I have a table abc which have many records with columns col1,col2,col3,
dept | name | marks |
science abc 50
science cvv 21
science cvv 22
maths def 60
maths abc 21
maths def 62
maths ddd 90
I need to order by dept and name with ranking as ddd- 1, cvv - 2, abc -3, else 4 then need to find out maximum mark of an individual.
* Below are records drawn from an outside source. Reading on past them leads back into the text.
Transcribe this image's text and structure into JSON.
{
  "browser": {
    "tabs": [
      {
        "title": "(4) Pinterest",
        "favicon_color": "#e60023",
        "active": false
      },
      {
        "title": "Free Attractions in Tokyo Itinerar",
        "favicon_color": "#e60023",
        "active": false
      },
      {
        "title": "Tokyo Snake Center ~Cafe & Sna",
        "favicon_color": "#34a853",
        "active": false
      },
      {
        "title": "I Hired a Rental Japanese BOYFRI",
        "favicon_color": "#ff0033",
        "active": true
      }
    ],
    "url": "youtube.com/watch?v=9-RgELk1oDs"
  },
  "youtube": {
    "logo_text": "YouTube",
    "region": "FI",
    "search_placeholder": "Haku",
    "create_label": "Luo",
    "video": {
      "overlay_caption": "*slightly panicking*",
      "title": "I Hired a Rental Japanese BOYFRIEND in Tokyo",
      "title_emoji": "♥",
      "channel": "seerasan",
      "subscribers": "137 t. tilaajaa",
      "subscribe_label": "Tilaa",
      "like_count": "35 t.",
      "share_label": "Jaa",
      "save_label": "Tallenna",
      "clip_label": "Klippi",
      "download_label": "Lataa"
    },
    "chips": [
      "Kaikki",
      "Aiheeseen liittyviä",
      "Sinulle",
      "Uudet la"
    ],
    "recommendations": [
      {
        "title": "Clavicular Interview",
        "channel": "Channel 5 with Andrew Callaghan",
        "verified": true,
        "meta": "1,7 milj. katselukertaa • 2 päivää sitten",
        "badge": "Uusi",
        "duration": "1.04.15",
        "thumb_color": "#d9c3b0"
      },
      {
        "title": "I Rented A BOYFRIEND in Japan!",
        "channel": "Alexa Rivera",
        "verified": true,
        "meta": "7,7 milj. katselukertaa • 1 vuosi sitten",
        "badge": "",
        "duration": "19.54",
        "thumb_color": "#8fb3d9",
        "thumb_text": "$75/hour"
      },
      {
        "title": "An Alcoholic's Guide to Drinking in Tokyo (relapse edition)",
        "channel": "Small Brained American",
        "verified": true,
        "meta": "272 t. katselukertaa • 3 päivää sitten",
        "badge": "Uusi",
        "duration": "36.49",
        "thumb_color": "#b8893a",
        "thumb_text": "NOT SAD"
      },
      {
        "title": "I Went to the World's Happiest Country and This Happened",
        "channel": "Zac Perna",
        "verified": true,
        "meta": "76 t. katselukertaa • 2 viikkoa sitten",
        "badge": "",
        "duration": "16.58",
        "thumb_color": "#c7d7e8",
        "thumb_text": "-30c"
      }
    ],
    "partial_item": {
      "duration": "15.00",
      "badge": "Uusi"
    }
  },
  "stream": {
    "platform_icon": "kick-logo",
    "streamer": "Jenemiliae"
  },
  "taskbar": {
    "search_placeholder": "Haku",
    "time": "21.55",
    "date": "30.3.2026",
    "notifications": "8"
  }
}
Expected result is
dept | name | marks |
science cvv 22
science abc 50
maths ddd 90
maths abc 21
maths def 62
. How may I do it.?
SELECT
dept,
name,
MAX(marks) AS mark
FROM
yourTable
GROUP BY
dept,
name
ORDER BY
CASE WHEN name = 'ddd' THEN 1
name = 'cvv' THEN 2
name = 'abc' THEN 3
ELSE 4 END
Or, preferably, have another table that includes the sorting order.
SELECT
yourTable.dept,
yourTable.name,
MAX(yourTable.marks) AS mark
FROM
yourTable
INNER JOIN
anotherTable
ON yourTable.name = anotherTable.name
GROUP BY
yourTable.dept,
youtTable.name
ORDER BY
anotherTable.sortingOrder
This should work:
SELECT Dept, Name, MAX(marks) AS mark
FROM yourTable
GROUP BY Dept, Name
ORDER BY CASE WHEN Name = 'ddd' THEN 1
WHEN Name = 'cvv' THEN 2
WHEN Name = 'ABC' THEN 3
ELSE 4 END